- Wharminda
- Coordinates: 33°57′14″S 136°14′45″E﻿ / ﻿33.95378624°S 136.24576287°E
- Country: Australia
- State: South Australia
- Region: Eyre Western
- LGA: District Council of Cleve;
- Location: 242 km (150 mi) west of Adelaide;
- Established: 1998

Government
- • State electorate: Flinders;
- • Federal division: Grey;

Population
- • Total: 19 (SAL 2021)
- Time zone: UTC+9:30 (ACST)
- • Summer (DST): UTC+10:30 (ACST)
- Postcode: 5603
- County: Jervois
- Mean max temp: 22.6 °C (72.7 °F)
- Mean min temp: 11.5 °C (52.7 °F)
- Annual rainfall: 356.9 mm (14.05 in)
Suburbs around Wharminda
| Hincks | Verran | Verran |
| Hincks | Wharminda | Verran |
| Butler | Butler Port Neill | Port Neill |

= Wharminda, South Australia =

Wharminda is a locality in the Australian state of South Australia located on the Eyre Peninsula about 242 km west of the state capital of Adelaide.

Its boundaries were created in 1998 in respect to "the long established name" which is reported as being derived from the "native name of a spring and range of hills in the area", with the spring being known as "The Wharminda Soak", and the literal translation of the word "Wharminda" being "weak water". Wharminda is pronounced "war-minda". It is unknown as to why a silent "h" was used.

Wharminda Primary School opened as Wharminda Siding School in 1914, and closed in December 2008. The locality also contains a hall, cricket/football oval, netball (netball was called basketball at the time of use) and tennis courts. All of the sporting facilities have now ceased use. Possibly the two most decorated sportsmen were both footballers, David Masters (4 times Mail Medal winner and Glenelg SANFL player) and Chris Prime (number 1 all time goal kicker in South Australia). The most successful club was the Tennis Club, winning more premierships in the association than any other team. Notable tennis players were Mary Noble, Elaine Pierik, Bevan Millard and Peter Prime. Notable cricketers included Bowlers - Buzz Walton, Peter Schirmer, Mark Millard and Batsmen Peter Forrest and Adrian, David, and Gavin Masters. Cricketing celebrity Simon Head played cricket for, and lived in, Wharminda. Wharminda Cricket team was most famous for losing 9 cricket Grand Finals in a row, before finally winning on their 10th Grand Final appearance in 1985. John Rehn hit the winning runs in that Grand Final, held on the Cleve oval, to much applause (and relief).
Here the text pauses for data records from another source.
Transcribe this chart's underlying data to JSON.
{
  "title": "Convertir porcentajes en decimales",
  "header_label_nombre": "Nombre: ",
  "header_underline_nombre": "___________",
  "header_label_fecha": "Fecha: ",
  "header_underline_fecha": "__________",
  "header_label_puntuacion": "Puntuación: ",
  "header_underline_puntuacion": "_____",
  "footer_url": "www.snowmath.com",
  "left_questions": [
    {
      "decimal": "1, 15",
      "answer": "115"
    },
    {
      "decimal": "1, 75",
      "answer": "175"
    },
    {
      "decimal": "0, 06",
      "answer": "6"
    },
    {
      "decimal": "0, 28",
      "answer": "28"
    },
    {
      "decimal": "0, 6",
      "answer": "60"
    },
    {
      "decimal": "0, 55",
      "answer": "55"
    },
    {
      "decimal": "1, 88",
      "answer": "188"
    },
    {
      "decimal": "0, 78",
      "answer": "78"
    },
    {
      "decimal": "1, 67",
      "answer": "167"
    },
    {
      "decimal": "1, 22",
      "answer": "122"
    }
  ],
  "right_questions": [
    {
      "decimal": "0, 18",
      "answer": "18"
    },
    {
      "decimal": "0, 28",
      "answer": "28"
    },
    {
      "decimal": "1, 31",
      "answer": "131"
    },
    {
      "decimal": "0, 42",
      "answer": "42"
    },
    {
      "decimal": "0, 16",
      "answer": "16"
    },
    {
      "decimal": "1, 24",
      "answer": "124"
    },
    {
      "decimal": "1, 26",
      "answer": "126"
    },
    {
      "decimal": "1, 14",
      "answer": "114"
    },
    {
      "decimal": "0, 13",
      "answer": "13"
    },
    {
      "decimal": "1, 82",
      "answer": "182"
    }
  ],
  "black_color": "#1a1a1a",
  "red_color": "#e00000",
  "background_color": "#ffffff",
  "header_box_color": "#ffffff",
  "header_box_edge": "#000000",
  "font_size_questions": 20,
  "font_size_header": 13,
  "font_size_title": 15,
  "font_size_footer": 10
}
An infamous incident happened at the sporting grounds, when a newly commissioned entrance was hit by Coral Masters when attending tennis practice in the families grain truck.

A postal receiving office opened at Wharminda on 5 January 1914, became a licensed post office on 11 January 1994, and closed on 24 September 1999. The Post Office served as a manual telephone exchange with hours of 7am to 9pm during the week and limited times on the weekend, and a grocery and fuel store. Owners included the families of Karutz, Ashby & Bishop.

It also formerly had a siding on the Eyre Peninsula Railway, which still runs through Wharminda, though use of the train line stopped in May 2019. 4 railway cottages for workers were originally built, but all were removed in the late 1970's.

A grain silo was built, likely in the 1960's and later a grain shed was added, these are no longer in use.

The principal land use within the locality is 'primary production' which is mainly concerned with "grazing and cropping." A number of well known cattle and sheep studs were located in the area, with Bold Silver Murray Greys (Schuster family), Warama Poll Herefords (Birkin family), Moolanda Merino's (Adrian Masters) and Nantoura Poll Merino's (Prime Family, now Chris Prime), only Nantoura continues.

The area was predominantly of the Christian faith, with a Methodist, later changing to Uniting Church, held in the Wharminda Hall, and Lutheran, with worshippers travelling to Butler Lutheran Church to practice. Lay Preachers for the Methodist/Uniting Church included Geoff Prime and Bevan Millard.

The Country Women's Association (CWA) held meetings in the Wharminda Hall with most Women in the district being members. Some of the participants included Rita Walton, Elsie & Greta Jericho and Julia Rehn.

The Wharminda Agricultural Bureau held meetings in the Wharminda Hall with most Men in the district being members. Some of the participants included Eric & Fred Jericho, Nig & Tuffy Frazer and the Men of the Post families.

The Wharminda Table Tennis Association was started in 1985 by Caron Carr and Mark Millard and held in the hall, and continued for a number of years, before being disbanded. Wharminda have since entered a team in the nearby Cleve competition, with Darren Millard being a notable player.

It also includes the protected area known as the Wharminda Conservation Park.

Wharminda is located within the federal division of Grey, the state electoral district of Flinders and the local government area of the District Council of Cleve.